総じて、冗談みたいに作り物めいている。何かの間違いで人間に生まれてしまった天使みたいだった。想像の天使以上に天使だといえる天使だった。語彙力が天に召されていく。
天使がささやいた。
「安藤さんは、パソコン、お詳しいんですか?」
「か、簡単なソフトなら、使い方がわかる程度で……たいしたことないかな、ですね」
日本語がわからなくなってきた。心臓が口から出そうだ。
「それでもスゴいです。お声を掛けてくださって、助かりました」
下げられる頭。つむじまで可愛い。
「……っ?」
容姿の整った人に褒められると、こんなにも嬉しくなるのか。初めて知った感覚だ。
異常事態だった。心臓の位置が、耳に移動したみたいに、ドクンドクンと音がした。
そんな中、西地野さんが、
「あ、そうだ、実は、あ、でも、そうか――」
と、何かの迷いを口にしたのと、帰宅を促すチャイムが鳴ったのは同時だった。
今日ほどチャイムを爆破したいと思ったことはない。
西地野さんの言葉は途切れ――しかし、すぐに上書きされた。
「あの、今日は本当にありがとうございました。ご縁があれば、また、どこかでよろしくお願いします」
「いや、こちらこそ、どうぞよろしくです……」
そこからの記憶が、あまりない。
頭を金づちで何回も叩かれた後に、額にバットを当ててぐるぐると回った後みたいだった。世界が回転している。それはベッドに入るまで続いた。
――あ、ダメなやつだ、これ。
ようやく気が付いたのは、翌日の朝。
夢に西地野詩乃さんが出てきたことで、自覚した。
ぼんやりとした夢の世界。彼女の緑の瞳が、銀色の髪とフードの陰から、こちらをまっすぐに見つめていた。

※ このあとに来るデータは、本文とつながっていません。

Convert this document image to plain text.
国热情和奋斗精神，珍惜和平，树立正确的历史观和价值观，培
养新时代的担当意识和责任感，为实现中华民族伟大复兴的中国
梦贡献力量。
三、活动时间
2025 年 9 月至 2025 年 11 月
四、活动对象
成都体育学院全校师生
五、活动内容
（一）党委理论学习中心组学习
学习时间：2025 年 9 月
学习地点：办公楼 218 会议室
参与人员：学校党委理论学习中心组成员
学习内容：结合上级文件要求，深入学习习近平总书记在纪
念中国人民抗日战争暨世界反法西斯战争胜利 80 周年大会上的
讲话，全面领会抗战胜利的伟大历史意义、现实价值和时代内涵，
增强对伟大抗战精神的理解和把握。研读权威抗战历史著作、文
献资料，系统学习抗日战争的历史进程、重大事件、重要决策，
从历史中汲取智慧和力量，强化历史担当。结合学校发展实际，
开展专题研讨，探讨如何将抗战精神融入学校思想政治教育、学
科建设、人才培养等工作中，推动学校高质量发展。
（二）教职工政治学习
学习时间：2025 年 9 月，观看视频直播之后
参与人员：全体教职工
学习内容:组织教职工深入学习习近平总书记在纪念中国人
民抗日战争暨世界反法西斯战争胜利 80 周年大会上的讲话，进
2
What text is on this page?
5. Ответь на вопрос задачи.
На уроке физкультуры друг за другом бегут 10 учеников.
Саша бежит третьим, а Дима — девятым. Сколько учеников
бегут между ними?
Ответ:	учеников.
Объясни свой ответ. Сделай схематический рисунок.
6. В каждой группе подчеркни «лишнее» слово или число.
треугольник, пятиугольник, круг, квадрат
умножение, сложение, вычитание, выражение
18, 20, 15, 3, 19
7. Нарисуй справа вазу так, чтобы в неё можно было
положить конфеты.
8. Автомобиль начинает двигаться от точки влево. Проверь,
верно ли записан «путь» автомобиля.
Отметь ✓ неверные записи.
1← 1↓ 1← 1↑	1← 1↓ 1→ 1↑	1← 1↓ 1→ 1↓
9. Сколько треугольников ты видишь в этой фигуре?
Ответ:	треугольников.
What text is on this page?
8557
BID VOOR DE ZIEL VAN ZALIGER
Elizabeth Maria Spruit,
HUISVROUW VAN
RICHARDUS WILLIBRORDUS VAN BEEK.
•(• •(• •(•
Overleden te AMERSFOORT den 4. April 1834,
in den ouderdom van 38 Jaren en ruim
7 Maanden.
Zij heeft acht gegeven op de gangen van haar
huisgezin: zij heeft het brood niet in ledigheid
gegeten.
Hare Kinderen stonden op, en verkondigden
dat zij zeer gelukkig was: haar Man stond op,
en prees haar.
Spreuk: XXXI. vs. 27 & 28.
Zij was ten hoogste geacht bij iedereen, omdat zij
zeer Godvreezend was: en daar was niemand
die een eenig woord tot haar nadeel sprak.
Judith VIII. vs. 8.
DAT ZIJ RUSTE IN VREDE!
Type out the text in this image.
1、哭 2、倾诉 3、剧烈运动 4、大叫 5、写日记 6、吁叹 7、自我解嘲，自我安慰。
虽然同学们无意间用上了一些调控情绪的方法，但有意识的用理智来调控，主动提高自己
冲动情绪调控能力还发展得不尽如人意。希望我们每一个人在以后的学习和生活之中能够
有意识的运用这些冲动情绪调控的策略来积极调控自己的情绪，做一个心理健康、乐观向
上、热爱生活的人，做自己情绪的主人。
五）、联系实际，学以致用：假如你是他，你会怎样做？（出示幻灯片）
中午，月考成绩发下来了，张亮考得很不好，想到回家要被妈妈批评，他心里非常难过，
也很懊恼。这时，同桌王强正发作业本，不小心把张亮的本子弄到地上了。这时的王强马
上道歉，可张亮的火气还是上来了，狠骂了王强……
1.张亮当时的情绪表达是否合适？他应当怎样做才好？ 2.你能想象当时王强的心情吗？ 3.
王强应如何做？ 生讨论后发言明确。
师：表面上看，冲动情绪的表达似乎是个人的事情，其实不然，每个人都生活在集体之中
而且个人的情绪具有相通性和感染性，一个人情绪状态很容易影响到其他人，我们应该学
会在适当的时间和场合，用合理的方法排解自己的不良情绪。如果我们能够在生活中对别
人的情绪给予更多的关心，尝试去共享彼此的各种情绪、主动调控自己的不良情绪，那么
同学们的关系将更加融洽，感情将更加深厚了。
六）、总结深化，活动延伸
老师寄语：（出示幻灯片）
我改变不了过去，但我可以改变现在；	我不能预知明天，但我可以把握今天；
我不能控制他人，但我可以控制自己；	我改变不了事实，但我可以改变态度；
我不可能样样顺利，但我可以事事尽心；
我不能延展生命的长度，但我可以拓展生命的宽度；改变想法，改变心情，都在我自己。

勝手に親近感を覚えた相手――西地野詩乃さんは、遠くに在って、近くに見える。高嶺の花とは別ベクトルの特別な存在。
オーケー。
わかった。
認めます。
俺はどうやら西地野さんに、一目惚れをしてしまったようだった。
もう恋なんてしない! なんて決意はロケットに積載されて、宇宙の彼方へ飛び去っていた。